As the director of hall management for the Democratic National convention in Denver, Roe is planning an event that will bring more than 50,000 people to the city for four days in August, including party delegates, the media, political activists, VIPs, and volunteers — all key players in the big event.
“I’m responsible for everything, from making sure all speeches are simultaneously given in sign language to the logistics behind every meal served in the convention hall, Roe says. “There are an infinite number of details to consider when putting on an event as large and important as this.”
Modern conventions have been more of a coronation ceremony for the nominee who was chosen months beforehand, allowing the party more of an opportunity to showcase its choice and its agenda for the general election. The much longer than anticipated nomination process for the Democrats has made this convention especially important and harder to plan. Until Obama finally clinched the nomination in June, Roe and her staff were planning for a convention with two candidates for the nomination, which made the process all the more difficult and politically charged. As a subsidiary of the National Democratic Party, the convention must be neutral in all aspects if a nominee has not yet been chosen.

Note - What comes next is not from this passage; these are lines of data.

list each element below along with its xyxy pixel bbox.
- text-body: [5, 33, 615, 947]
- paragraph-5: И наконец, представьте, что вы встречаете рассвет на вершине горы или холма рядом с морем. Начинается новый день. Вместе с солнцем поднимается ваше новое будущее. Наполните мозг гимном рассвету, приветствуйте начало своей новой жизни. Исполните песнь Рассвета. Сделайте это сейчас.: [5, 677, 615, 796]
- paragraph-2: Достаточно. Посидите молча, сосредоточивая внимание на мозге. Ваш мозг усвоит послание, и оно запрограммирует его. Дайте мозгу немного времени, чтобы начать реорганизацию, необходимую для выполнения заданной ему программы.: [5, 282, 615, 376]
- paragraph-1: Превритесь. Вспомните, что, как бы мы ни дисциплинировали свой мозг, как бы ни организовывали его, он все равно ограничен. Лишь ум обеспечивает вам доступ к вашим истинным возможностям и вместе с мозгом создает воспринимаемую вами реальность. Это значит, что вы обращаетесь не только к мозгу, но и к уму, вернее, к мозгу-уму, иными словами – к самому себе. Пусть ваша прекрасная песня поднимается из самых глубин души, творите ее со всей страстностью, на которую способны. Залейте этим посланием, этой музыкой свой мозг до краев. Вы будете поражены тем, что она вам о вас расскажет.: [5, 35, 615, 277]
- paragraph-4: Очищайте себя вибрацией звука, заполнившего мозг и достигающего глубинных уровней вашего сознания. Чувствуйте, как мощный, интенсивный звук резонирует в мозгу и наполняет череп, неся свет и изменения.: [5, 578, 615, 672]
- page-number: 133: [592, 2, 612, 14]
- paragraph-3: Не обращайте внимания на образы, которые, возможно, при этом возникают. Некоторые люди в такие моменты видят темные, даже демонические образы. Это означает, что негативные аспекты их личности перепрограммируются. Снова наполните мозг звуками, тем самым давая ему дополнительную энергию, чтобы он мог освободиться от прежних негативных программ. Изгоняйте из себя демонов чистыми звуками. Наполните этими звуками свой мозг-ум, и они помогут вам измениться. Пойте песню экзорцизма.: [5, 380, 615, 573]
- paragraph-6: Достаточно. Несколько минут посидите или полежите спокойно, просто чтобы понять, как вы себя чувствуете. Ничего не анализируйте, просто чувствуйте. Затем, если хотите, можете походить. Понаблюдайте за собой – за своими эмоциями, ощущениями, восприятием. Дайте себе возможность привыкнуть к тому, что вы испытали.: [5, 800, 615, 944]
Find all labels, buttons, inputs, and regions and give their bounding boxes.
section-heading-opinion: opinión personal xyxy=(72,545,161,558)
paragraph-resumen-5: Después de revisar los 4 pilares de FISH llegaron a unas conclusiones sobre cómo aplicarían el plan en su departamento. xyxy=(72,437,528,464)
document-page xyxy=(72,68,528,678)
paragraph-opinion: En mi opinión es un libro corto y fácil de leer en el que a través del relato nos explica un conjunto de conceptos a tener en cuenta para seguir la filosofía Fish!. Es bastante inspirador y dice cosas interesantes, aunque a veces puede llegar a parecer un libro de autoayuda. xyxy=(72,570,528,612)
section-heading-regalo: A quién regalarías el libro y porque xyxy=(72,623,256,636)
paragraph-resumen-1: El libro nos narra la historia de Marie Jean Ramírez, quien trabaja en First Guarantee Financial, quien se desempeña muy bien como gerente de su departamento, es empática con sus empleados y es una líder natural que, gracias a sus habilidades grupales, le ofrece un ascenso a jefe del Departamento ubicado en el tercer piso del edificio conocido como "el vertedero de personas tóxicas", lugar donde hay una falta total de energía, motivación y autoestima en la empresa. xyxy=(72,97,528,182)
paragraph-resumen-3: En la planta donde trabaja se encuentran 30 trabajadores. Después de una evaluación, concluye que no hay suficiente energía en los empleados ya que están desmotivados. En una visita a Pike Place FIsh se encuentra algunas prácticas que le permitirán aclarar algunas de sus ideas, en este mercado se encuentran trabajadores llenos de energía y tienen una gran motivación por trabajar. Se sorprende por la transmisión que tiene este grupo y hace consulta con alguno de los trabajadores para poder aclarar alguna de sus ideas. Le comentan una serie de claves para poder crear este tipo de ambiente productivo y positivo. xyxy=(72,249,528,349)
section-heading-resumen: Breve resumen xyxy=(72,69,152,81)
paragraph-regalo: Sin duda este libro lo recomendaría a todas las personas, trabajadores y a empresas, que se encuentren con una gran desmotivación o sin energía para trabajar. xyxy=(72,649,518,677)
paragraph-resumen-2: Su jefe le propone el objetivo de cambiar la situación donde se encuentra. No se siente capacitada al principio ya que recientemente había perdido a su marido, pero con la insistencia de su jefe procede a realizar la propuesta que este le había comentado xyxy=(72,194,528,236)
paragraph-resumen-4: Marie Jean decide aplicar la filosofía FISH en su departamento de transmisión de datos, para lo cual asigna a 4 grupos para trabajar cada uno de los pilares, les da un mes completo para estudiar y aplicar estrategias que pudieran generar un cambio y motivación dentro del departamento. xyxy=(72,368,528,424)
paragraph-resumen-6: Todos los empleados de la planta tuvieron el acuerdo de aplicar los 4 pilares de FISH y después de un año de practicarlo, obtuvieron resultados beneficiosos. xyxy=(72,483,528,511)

"Even with the long nomination process, this is an historic election because you’ve had an African American and a woman as viable candidates for the presidency for the first time."
For Roe, the 2008 election is an opportunity to exorcise the demons from 2004, when she spent the last eight months of the campaign at U.S. Senator and Democratic party presidential nominee John Kerry’s side.
“It was a painful loss,” she says. “I’m hoping this time things will turn out differently, and a flawless convention is a big part of that, especially this year.”
Roe stands above the Denver convention hall where Democrats met in August to announce their candidate.